Dalam lautan hikmah dan petunjuk ilahi yang terkandung dalam Al-Qur'an, terdapat ayat-ayat yang senantiasa mengingatkan umat manusia akan pentingnya keimanan, ketakwaan, dan kesiapan menghadapi segala bentuk ujian. Salah satu ayat yang memberikan penekanan kuat pada aspek ini adalah Surat An Nisa ayat 73. Ayat ini bukan sekadar bacaan, melainkan sebuah panduan praktis yang mengarahkan kita untuk memahami hakikat pertolongan Allah dan konsekuensi dari pilihan hidup kita.
وَلَئِنْ أَصَابَكُمْ فَضْلٌ مِّنَ ٱللَّهِ لَيَقُولَنَّ يَـٰلَيْتَنِى كُنتُ مَعَهُمْ فَأَخُزُ فَوْزًا عَظِيمًا
"Dan sesungguhnya jika kamu ditimpa karunia (kemenangan, harta, atau kesuksesan) dari Allah, niscaya dia akan berkata sebagaimana yang belum pernah dia katakan, seolah-olah belum pernah ada persahabatan antara kamu dan dia, 'Mudah-mudahan aku bersama mereka, agar aku memperoleh keberuntungan yang besar'."
Surat An Nisa, yang berarti "Perempuan", adalah surat Madaniyyah yang banyak membahas hukum-hukum keluarga, hak-hak wanita, serta berbagai aspek sosial kemasyarakatan. Dalam konteks ayat 73 ini, Allah SWT sedang menjelaskan tentang realitas sebagian manusia yang memiliki sifat kemunafikan atau kelemahan iman. Mereka hanya menampakkan diri ketika ada keuntungan atau kesuksesan yang terlihat jelas. Ketika pertolongan Allah datang dalam bentuk kemenangan perang, harta rampasan, atau kesuksesan duniawi lainnya, mereka justru berharap ikut serta untuk meraih bagian.

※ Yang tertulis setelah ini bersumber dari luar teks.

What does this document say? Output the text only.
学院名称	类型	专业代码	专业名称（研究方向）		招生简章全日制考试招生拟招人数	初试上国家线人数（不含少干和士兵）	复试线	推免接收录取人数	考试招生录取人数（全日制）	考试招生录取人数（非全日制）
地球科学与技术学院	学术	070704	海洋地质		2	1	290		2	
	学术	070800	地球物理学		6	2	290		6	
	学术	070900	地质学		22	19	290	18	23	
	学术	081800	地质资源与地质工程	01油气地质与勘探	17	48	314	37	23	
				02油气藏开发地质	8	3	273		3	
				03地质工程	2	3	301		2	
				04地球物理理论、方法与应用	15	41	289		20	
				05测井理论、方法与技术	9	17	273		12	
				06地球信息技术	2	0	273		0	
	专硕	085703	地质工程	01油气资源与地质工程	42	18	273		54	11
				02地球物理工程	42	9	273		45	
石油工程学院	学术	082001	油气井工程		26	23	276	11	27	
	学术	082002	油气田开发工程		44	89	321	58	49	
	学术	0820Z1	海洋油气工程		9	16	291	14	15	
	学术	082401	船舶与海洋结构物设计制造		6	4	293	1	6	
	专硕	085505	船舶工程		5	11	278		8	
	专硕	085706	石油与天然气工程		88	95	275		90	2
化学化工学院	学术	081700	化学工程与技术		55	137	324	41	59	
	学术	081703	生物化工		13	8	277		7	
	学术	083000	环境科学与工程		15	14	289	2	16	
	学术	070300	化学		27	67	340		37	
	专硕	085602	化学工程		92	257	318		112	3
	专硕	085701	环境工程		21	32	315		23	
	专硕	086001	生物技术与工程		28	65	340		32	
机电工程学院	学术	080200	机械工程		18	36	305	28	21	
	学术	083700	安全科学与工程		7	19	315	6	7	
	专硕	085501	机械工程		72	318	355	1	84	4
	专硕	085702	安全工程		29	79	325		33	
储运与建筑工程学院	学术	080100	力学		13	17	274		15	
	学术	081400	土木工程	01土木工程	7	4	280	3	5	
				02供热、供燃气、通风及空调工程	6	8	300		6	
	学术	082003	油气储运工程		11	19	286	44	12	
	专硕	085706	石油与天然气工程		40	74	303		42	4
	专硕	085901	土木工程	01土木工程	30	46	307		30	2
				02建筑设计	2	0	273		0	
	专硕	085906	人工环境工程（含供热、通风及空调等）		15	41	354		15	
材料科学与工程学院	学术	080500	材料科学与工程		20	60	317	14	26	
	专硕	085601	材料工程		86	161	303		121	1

Frasa "layaqoolanna yaa laitanī kuntu ma'ahum fa'akhuzá fawzan 'aẓīmā" menggambarkan sebuah penyesalan dan keinginan yang kuat untuk ikut serta dalam keberuntungan tersebut. Hal ini menunjukkan bahwa fokus perhatian mereka bukanlah pada keridaan Allah atau perjuangan di jalan-Nya, melainkan semata-mata pada hasil duniawi yang menggiurkan. Keberuntungan yang dimaksud di sini bukanlah sekadar kemenangan fisik, tetapi juga segala bentuk kesuksesan materi dan keduniawian yang membuat mereka merasa iri dan menyesal jika tidak terlibat.
Ayat ini secara implisit membandingkan sikap tersebut dengan sikap orang-orang yang beriman dan bertakwa sejati. Orang bertakwa tidak menjadikan keuntungan duniawi sebagai satu-satunya tujuan. Mereka berjuang di jalan Allah semata-mata karena perintah-Nya dan mengharapkan balasan dari-Nya, baik di dunia maupun di akhirat. Bagi mereka, kemenangan yang hakiki adalah ketika mereka dapat menjalankan perintah Allah, menjauhi larangan-Nya, dan meraih surga-Nya. Keberuntungan duniawi, meskipun diraih, hanyalah bonus semata dan tidak menjadi fokus utama.
Keutamaan bertakwa adalah meraih kedekatan dengan Allah SWT. Orang yang bertakwa senantiasa merasa diawasi oleh Allah dan berusaha untuk selalu berada dalam koridor syariat-Nya. Mereka tidak tergiur oleh kesenangan sesaat yang dapat menjauhkan mereka dari tujuan akhir. Kemenangan atau kesuksesan yang mereka raih adalah hasil dari perjuangan yang didasari keikhlasan dan niat yang tulus untuk mengabdi kepada Sang Pencipta.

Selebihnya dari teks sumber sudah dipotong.